Mike doesn’t write things to just write things. I think that he’s smart enough that he uses things as a marketing tool — whether it’s how Parker [Posey] delivers certain lines or how sincerely Saxon talks about his sister being hot. There’s outlandish things throughout, but it all plays toward the overall arc of the story and the characters.
This moment that happens between the brothers, how I see it, is kind of like in this Buddhist ideology of both of them getting reborn into different people, into different levels of power in their relationship and in the family dynamic. Saxon becomes a new person after this. He’s now at the lower half of the totem pole, and he no longer exerts this power over Lochlan. Everything that he stood for, everything that he’s been talking about, has now been flipped on its head, and he really is internalizing and questioning everything.
So that’s how I see it, but I can just tell you how I started to interpret things. You’d have to ask Mike why he did what he did. I think he would probably give you the best answer.
There’s that moment when Chloe calls Saxon “soulless” in Episode 6. It’s something that probably wouldn’t have even landed before, but then, it’s a big moment for him.
And that’s really how we wanted to play it. In Episode 1 and 2, if she called him soulless, he would’ve been, like, “What are you talking about, ‘soulless’? Who are you?” [scoffing] You know, “Whatever.” And in this episode, he kind of laughs to himself and then looks off.
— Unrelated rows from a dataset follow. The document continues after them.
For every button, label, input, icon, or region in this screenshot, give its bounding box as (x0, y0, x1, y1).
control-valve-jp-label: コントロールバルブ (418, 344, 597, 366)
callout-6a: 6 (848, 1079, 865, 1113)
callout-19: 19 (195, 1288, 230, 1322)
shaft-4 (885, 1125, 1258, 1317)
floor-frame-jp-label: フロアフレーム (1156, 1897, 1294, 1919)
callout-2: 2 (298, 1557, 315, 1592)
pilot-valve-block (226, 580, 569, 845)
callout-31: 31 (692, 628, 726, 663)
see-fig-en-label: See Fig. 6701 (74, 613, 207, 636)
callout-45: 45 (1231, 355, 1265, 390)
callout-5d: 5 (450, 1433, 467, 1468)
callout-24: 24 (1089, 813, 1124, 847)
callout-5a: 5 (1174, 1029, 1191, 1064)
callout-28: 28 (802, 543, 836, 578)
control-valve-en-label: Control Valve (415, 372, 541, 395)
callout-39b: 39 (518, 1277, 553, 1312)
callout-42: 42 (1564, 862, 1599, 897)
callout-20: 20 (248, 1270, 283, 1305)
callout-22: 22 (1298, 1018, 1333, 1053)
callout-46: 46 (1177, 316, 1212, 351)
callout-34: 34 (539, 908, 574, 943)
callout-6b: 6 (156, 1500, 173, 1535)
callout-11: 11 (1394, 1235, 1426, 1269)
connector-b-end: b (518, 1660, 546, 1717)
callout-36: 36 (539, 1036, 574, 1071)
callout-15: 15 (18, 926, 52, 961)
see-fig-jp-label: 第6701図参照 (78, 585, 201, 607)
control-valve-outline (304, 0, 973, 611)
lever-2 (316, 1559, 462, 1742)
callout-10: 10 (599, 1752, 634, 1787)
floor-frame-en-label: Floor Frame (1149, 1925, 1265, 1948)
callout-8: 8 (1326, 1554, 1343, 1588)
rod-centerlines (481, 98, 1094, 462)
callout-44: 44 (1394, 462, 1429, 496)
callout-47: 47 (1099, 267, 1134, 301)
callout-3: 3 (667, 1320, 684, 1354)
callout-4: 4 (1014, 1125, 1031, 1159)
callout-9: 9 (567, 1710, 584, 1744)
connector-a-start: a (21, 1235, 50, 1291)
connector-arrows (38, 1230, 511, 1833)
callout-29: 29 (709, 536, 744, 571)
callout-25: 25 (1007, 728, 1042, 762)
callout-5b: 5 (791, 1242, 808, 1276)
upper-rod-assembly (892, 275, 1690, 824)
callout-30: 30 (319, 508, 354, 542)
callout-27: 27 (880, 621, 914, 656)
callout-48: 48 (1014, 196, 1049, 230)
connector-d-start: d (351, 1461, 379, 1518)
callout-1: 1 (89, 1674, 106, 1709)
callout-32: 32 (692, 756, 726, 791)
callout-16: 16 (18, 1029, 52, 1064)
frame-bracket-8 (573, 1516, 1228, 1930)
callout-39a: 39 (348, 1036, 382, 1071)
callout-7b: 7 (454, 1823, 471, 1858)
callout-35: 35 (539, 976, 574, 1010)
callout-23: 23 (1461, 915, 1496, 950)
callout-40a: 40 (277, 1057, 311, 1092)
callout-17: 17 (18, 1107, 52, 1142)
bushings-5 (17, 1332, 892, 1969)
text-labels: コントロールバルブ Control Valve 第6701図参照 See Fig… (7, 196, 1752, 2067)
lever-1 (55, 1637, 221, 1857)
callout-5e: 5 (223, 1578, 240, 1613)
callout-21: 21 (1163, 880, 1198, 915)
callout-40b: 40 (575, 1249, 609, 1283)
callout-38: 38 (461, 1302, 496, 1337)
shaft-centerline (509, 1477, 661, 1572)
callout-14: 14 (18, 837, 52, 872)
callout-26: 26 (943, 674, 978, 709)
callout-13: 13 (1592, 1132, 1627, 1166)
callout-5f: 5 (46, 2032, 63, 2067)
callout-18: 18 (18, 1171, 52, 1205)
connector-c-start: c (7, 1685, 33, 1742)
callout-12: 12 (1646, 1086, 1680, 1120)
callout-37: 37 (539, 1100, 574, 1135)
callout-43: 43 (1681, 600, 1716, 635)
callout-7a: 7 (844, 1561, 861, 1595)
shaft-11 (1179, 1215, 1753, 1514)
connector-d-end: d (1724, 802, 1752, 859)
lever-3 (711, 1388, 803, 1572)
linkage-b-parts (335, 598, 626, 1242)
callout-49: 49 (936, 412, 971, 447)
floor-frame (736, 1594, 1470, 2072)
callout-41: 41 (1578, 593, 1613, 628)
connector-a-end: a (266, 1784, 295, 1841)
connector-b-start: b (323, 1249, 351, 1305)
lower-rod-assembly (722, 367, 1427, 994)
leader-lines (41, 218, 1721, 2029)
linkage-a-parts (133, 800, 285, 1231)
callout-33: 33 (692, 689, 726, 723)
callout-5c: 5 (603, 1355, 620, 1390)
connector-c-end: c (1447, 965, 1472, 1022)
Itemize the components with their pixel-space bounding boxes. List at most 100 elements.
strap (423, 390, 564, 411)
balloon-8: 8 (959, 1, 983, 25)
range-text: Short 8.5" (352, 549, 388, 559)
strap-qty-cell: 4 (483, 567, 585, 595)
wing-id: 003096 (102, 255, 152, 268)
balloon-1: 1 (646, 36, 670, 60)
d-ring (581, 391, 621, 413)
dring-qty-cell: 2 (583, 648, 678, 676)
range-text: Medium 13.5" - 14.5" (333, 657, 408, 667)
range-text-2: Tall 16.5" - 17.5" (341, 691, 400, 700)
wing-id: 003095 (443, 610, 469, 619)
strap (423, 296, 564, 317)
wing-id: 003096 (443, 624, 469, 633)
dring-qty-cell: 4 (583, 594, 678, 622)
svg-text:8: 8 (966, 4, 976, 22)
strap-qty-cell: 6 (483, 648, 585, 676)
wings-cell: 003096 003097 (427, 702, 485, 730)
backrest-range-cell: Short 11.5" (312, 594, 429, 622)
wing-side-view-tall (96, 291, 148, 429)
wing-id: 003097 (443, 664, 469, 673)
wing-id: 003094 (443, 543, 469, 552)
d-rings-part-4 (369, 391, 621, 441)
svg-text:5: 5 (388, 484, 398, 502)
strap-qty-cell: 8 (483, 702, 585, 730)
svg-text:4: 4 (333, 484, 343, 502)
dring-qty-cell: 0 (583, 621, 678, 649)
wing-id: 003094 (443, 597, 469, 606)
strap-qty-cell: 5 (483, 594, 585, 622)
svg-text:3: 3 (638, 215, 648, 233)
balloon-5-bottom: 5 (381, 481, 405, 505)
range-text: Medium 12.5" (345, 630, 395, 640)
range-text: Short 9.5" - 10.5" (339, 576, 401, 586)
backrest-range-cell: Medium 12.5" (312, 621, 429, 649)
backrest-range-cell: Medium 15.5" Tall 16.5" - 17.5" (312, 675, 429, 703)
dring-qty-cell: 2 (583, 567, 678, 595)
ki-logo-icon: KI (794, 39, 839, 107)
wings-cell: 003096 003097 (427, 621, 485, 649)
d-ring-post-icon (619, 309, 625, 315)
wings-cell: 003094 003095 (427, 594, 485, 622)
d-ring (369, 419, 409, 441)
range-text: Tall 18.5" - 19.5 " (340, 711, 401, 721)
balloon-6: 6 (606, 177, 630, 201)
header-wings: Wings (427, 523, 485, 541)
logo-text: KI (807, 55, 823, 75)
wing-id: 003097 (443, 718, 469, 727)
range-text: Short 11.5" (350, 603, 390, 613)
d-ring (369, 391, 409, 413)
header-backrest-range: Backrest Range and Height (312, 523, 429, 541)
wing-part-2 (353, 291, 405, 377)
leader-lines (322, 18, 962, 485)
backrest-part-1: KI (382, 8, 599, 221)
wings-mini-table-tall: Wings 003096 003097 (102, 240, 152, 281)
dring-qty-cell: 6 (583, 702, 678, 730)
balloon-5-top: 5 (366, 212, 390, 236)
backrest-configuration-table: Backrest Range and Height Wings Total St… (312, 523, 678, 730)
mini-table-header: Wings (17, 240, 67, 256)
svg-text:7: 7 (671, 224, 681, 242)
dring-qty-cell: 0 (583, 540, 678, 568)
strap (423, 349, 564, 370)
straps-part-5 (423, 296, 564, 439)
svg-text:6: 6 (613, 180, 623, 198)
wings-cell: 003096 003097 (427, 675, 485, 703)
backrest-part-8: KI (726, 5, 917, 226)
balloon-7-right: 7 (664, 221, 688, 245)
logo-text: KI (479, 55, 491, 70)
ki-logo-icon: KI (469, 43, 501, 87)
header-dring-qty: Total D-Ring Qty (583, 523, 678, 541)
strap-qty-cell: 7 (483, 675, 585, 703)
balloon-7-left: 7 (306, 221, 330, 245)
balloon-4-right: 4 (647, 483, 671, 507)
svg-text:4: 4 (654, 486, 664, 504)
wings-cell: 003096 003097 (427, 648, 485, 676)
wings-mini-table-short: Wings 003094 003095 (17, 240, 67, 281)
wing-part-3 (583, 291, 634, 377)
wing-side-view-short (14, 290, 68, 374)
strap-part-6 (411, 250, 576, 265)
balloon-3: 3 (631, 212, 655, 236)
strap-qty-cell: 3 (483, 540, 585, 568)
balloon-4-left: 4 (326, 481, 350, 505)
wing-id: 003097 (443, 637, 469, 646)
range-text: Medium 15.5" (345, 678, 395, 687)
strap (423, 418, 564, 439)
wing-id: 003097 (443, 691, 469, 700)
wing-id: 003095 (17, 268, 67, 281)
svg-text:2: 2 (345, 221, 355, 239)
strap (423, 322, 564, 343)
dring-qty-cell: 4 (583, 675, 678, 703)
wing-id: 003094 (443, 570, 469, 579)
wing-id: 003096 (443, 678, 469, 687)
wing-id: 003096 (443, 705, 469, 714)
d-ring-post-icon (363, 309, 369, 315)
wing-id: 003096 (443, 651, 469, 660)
You can see that it affects him and he’s now starting to be, like, “Wait, what?”
And in Episode 7 and 8, there’s moments where, I think, Mike is, like, “I don’t need him to fully change, I just want the audience to start to wonder, ‘Will he change?’ Are there parts of him that are starting to think about, ‘Should I change?’”
There’s this scene of Walton [Goggins] and Aimee [Lou Wood] hugging, and I’m just looking at them. The scene is just me staring at them and having this internal dialogue of, “Maybe it is nice to have someone that really appreciates you and have a relationship. Maybe, I yearn for that and strive to have that. Or maybe not. Maybe, I’ll go back and be Saxon.”
Well, that gives us something to look forward to. In the meantime, congratulations on the season and Episode 6.
Thank you. I’m curious to watch it with people. We’ll see how it goes.